Lunar dust, and dust on other rocky planets and asteroids, is important to space exploration for several reasons. Researchers who count craters on airless, waterless bodies or analyze the chemistry of their rocky surfaces to try to estimate their age and composition need to know how much dust is flying around to calibrate measurements, says physicist Eberhard Grün of the Max Planck Institute for Nuclear Physics in Heidelberg, Germany, and the University of Colorado, Boulder. Dust creates practical problems, too. Surveyor 3, a robotic lander sent to the moon in 1967, showed signs of serious dust abrasion when it was collected 2 years later by Apollo 12 astronauts. Dust also darkened the moon explorers’ suits, heating them beyond the cooling systems’ capacity, and the particles’ sharp, glassy edges caused leaks in the suits.
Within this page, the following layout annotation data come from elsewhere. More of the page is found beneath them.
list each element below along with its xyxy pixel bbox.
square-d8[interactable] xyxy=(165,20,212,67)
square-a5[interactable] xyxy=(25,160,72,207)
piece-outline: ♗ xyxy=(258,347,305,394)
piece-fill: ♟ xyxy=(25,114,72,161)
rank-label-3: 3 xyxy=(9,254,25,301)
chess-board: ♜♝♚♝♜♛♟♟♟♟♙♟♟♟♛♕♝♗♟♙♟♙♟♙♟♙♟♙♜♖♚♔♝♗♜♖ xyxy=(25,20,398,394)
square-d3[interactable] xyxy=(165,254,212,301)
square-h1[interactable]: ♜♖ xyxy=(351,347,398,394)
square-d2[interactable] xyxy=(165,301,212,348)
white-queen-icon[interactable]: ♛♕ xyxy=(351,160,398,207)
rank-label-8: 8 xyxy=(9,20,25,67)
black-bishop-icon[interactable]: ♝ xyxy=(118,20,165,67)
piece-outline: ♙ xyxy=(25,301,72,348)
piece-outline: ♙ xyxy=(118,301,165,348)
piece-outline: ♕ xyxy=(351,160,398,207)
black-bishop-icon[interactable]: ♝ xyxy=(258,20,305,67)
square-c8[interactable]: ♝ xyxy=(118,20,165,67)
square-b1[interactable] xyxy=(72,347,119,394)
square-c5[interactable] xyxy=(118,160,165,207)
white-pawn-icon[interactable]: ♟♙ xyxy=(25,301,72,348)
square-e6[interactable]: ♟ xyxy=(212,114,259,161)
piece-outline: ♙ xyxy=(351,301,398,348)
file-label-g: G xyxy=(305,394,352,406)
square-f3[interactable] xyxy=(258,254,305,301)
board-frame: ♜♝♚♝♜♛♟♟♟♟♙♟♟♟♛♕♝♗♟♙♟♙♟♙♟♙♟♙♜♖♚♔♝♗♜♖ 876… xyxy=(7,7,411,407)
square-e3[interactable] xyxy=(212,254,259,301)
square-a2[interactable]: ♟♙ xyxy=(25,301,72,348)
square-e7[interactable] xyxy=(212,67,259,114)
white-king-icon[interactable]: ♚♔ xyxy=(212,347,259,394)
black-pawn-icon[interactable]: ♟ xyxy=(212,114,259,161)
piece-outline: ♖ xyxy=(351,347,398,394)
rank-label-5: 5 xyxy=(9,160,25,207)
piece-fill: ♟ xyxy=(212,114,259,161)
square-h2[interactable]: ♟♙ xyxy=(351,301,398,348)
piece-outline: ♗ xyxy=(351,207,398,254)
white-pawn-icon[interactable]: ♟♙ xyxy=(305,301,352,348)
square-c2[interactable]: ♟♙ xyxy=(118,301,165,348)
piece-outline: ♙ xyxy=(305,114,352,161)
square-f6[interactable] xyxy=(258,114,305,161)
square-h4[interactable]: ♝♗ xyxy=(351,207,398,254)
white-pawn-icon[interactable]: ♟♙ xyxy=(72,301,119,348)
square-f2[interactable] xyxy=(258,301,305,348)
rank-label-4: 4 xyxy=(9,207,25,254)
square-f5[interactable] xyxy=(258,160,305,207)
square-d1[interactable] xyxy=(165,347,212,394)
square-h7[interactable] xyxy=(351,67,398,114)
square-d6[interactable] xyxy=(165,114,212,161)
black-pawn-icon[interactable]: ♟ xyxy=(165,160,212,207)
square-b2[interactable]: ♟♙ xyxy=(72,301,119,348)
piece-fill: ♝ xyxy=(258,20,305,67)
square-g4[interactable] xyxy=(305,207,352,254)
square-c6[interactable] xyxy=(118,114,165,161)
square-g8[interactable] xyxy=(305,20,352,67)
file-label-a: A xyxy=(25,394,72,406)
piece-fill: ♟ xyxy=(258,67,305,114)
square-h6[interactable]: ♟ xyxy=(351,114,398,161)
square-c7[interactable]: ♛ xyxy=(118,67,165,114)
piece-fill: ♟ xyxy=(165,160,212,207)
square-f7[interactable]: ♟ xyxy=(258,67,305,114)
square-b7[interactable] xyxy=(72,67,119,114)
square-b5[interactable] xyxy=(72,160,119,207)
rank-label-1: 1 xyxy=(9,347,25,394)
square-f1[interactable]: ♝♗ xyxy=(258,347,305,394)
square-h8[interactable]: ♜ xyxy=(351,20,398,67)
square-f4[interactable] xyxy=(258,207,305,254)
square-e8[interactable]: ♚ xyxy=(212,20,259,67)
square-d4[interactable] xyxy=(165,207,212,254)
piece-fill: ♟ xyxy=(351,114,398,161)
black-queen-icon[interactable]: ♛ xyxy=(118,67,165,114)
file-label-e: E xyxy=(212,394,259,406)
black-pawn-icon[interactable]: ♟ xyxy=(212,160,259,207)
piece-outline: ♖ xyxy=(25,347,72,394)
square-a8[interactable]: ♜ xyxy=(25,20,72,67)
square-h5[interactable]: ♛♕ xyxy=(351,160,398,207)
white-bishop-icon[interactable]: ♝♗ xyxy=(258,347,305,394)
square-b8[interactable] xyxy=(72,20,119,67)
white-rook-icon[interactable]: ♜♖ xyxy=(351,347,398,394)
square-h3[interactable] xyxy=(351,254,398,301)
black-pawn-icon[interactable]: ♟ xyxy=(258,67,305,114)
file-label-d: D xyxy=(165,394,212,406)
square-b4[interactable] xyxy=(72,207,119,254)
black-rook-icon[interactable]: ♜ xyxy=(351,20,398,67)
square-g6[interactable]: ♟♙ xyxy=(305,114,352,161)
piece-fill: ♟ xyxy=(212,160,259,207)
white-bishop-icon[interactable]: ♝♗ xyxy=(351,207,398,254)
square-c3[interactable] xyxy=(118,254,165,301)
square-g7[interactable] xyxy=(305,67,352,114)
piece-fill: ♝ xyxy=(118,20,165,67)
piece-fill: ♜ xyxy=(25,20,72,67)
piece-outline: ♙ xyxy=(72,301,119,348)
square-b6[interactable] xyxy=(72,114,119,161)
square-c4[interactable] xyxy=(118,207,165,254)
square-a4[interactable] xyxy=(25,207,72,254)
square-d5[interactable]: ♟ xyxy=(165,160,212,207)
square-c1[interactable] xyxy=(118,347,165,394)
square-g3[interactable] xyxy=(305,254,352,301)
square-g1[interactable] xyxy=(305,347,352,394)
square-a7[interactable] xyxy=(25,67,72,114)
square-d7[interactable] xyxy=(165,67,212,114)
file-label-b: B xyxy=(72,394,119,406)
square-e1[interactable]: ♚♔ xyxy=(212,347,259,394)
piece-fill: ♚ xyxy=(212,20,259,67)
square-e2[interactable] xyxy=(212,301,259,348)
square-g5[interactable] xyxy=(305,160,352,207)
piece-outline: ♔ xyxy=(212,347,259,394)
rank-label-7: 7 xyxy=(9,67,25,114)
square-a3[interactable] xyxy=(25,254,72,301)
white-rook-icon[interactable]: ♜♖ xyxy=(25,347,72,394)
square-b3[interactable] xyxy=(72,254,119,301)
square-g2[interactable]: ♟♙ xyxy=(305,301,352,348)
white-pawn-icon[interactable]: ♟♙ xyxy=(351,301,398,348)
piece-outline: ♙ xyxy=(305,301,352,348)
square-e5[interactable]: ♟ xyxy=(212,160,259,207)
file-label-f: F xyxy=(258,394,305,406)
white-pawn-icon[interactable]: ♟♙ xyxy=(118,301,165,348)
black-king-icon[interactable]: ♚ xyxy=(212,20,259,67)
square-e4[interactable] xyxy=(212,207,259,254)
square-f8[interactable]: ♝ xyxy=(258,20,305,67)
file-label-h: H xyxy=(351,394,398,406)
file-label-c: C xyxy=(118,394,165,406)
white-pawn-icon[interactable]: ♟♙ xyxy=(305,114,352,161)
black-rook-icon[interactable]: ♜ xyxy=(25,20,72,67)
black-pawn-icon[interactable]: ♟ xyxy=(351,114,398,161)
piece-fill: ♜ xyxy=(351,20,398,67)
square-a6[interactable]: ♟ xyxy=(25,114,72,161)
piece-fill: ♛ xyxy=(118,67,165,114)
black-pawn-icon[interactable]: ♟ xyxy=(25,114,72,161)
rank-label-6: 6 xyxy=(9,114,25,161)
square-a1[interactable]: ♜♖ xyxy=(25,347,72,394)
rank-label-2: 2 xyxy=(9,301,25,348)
NASA designed the LEAM experiment, installed near the Apollo 17 landing site in December 1972, to detect a predicted continual rain of fast-moving micrometeorites and the fine lunar dust they kicked up upon impact. Yet LEAM recorded the most activity at lunar sunrise or sunset. The types of events recorded were odd as well: They saturated the instrument’s sensors and lasted longer than they should have if caused by fast interplanetary particles.
Lunar scientists later concluded that LEAM was seeing slow-moving charged dust particles close to the ground. Perhaps as sunlight struck the moon and charged some dust particles but not neighboring ones still in the shade, the difference in electrical charges would drag lighter particles around the surface or even into the sky, they hypothesized. If such particles also floated kilometers higher, then the LEAM data might support the idea that the horizon glow was lunar dust.
But in his new paper, O’Brien, who was at Rice University in Houston, Texas, at the time of the Apollo missions, questions whether the LEAM data represent dust. For example, he says that too many of the unexpected signals arrive in well-ordered bursts to be from slow-moving, charged dust. He also points to reports of electrical interference in preflight laboratory tests of the instrument. Instead, O’Brien writes, the signals captured by LEAM occurred when ALSEP turned on or off the electricity for the heaters it needed to survive the lunar nights.